名鑑だと177センチの長身だケド、美堂さんを前にすると小さく見えてしまう。

「Why are you standing still?(どうして、立ち止まっているのですか)」
 また、別の声がした。

「アローンか。そのセリフは、コイツに言ってくれ」
 紅城さんが、親指で美堂さんを指し示す。

 デビッド・アローン選手。
イングランド国籍の外国人枠で、紅城さんと共にクラウド東京スカ―フェイスを、トップリーグに押し上げた原動力となったストライカーだ。

「What are you doing, Mido?(なのしてるんですか、美堂?)」
 アローンさんは、美しい金髪に蒼い目をしている。
175センチの身長で、移動用スーツもクールに着こなしていた。

 でもやっぱり、美堂さんはなにも答えない。
ボクが呼び止めちゃったせいなのに、どうしよう!

「なにしてるね、アンタら。さっさと行くよ」
 さらに別の声が、聞こえた。

「チーシン、お前もか。美堂が、動かないんだよ」
 紅城さんが、ため息を吐く。

「ちょっと、いいか」
「なッ、どうしたんだよ、チーシン」
 チーシンと呼ばれた人は、紅城さんとアーロンさんの間を抜け出し、ボクの前に立った。
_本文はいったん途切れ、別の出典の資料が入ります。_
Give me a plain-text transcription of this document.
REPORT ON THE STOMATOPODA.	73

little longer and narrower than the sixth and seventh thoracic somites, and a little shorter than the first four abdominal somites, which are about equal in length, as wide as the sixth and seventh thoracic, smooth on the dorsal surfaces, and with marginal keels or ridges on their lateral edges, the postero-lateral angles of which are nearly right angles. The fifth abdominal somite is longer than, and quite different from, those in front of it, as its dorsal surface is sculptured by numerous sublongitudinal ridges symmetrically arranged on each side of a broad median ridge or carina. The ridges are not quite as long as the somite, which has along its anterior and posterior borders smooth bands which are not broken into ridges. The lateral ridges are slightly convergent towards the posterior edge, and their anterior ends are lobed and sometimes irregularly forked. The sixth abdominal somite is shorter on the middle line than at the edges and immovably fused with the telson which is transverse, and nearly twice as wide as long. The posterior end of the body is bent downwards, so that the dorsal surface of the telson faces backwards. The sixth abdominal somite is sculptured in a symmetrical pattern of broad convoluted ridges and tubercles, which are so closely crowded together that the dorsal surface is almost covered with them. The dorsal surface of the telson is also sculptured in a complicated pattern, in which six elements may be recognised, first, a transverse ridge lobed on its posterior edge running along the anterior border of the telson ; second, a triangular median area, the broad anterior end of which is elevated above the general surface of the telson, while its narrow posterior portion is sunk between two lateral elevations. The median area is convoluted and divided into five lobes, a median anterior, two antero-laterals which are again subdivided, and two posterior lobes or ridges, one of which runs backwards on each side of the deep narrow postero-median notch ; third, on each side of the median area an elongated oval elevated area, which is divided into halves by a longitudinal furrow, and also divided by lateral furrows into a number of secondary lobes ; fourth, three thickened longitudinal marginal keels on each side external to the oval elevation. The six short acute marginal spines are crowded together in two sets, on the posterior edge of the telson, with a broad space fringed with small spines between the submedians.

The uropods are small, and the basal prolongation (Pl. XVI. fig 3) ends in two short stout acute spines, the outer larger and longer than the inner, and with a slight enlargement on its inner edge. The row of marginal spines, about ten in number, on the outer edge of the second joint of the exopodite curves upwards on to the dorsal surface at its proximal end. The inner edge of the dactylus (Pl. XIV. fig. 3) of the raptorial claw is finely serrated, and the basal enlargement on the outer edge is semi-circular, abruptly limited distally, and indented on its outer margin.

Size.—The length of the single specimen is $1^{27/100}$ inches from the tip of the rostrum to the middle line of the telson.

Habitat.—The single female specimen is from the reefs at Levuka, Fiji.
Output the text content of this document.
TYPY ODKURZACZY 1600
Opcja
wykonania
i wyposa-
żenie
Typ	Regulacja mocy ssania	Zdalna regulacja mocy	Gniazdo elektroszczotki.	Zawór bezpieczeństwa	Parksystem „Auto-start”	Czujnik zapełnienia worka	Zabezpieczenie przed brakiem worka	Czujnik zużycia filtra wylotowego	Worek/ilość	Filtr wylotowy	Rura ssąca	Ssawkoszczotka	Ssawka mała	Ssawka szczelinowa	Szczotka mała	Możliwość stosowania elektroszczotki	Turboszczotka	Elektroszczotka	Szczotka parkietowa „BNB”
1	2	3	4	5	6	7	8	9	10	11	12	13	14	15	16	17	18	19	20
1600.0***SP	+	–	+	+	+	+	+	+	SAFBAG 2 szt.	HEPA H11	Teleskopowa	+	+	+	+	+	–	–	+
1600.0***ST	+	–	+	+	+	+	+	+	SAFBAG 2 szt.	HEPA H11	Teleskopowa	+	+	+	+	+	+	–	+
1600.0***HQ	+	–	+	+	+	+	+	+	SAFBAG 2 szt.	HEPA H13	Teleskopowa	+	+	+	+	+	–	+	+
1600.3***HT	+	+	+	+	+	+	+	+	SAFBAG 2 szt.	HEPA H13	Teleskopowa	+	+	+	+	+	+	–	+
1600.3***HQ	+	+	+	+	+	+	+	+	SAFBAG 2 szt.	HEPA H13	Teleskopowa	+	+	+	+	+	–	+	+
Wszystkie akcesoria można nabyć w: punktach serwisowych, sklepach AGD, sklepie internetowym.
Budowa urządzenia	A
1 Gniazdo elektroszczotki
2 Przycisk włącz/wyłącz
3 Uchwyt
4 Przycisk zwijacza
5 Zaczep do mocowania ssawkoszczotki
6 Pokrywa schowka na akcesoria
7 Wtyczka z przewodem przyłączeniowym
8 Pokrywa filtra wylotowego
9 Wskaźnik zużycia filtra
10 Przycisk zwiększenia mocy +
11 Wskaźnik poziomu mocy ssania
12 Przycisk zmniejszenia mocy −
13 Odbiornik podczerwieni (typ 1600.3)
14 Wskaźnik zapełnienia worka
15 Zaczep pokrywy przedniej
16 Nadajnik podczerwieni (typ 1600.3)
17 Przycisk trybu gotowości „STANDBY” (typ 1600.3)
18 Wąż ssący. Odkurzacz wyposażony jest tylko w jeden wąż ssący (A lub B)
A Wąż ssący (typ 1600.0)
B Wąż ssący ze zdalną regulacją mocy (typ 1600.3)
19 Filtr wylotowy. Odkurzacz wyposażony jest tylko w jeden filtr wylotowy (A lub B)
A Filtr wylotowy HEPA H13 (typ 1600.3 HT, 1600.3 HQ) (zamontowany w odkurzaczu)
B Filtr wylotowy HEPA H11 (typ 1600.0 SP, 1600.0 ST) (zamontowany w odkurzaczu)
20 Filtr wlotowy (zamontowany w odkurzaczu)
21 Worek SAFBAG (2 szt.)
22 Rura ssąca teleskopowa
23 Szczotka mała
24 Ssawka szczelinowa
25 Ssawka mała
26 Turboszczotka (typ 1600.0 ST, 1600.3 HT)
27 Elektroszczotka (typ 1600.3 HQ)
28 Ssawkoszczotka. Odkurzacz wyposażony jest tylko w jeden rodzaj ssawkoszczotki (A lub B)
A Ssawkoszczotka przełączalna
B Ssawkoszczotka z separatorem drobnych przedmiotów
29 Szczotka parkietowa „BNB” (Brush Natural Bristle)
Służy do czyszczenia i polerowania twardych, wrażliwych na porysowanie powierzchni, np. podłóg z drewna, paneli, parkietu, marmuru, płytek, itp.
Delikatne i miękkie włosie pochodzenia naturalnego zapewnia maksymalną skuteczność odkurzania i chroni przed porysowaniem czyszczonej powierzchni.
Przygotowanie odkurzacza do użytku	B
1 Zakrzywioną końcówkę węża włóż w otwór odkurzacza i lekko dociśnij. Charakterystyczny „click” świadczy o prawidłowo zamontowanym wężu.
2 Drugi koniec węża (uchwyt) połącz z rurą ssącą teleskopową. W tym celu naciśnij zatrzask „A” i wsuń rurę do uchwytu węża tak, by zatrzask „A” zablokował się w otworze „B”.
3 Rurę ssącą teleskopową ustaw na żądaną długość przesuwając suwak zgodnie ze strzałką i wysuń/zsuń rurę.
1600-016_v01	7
 ボウズ頭ではあるが、かなりお洒落な感じのボウズだ。
背も高く、大きめのスーツをキレイに着こなしている。

「ミドウ、アンタを見てるね」
 少しぎこちない日本語で、ボクの顔を覗き込んで来るチーシンさん。

 後々名鑑を調べてわかったコトだケド、名前は龙(龍)七星(ロン チーシン)。
中国だと龍をそう書くらしく、つまりロンさんは中国人だ。

「マジかよ。別に、普通な感じの青年だが?」
 紅城さんも、後ろからチラ見する。

「He's a football player(彼は、サッカー選手だよ)」
 アーロンさんが、言った。

「そっかぁ。例えそうだったとしてだ。まだ若いし、美堂が気にするホドの選手でも無かろう?」
「タブン、彼の足につまづいたね」
「オイオイ、美堂。そんなんで怒るな……って、居ねェし!」

 美堂さんは、前の車両に移るところだった。

「クソ。なんだよ、まったく」
「騒がせたな、にーちゃん」
「See you(またね)」

 3人も、前の車両へと消える。

 ボクの前を通り過ぎて行ったのは、倉崎さんと同じ国内トップカテゴリーで活躍する、プロサッカー選手たちだった。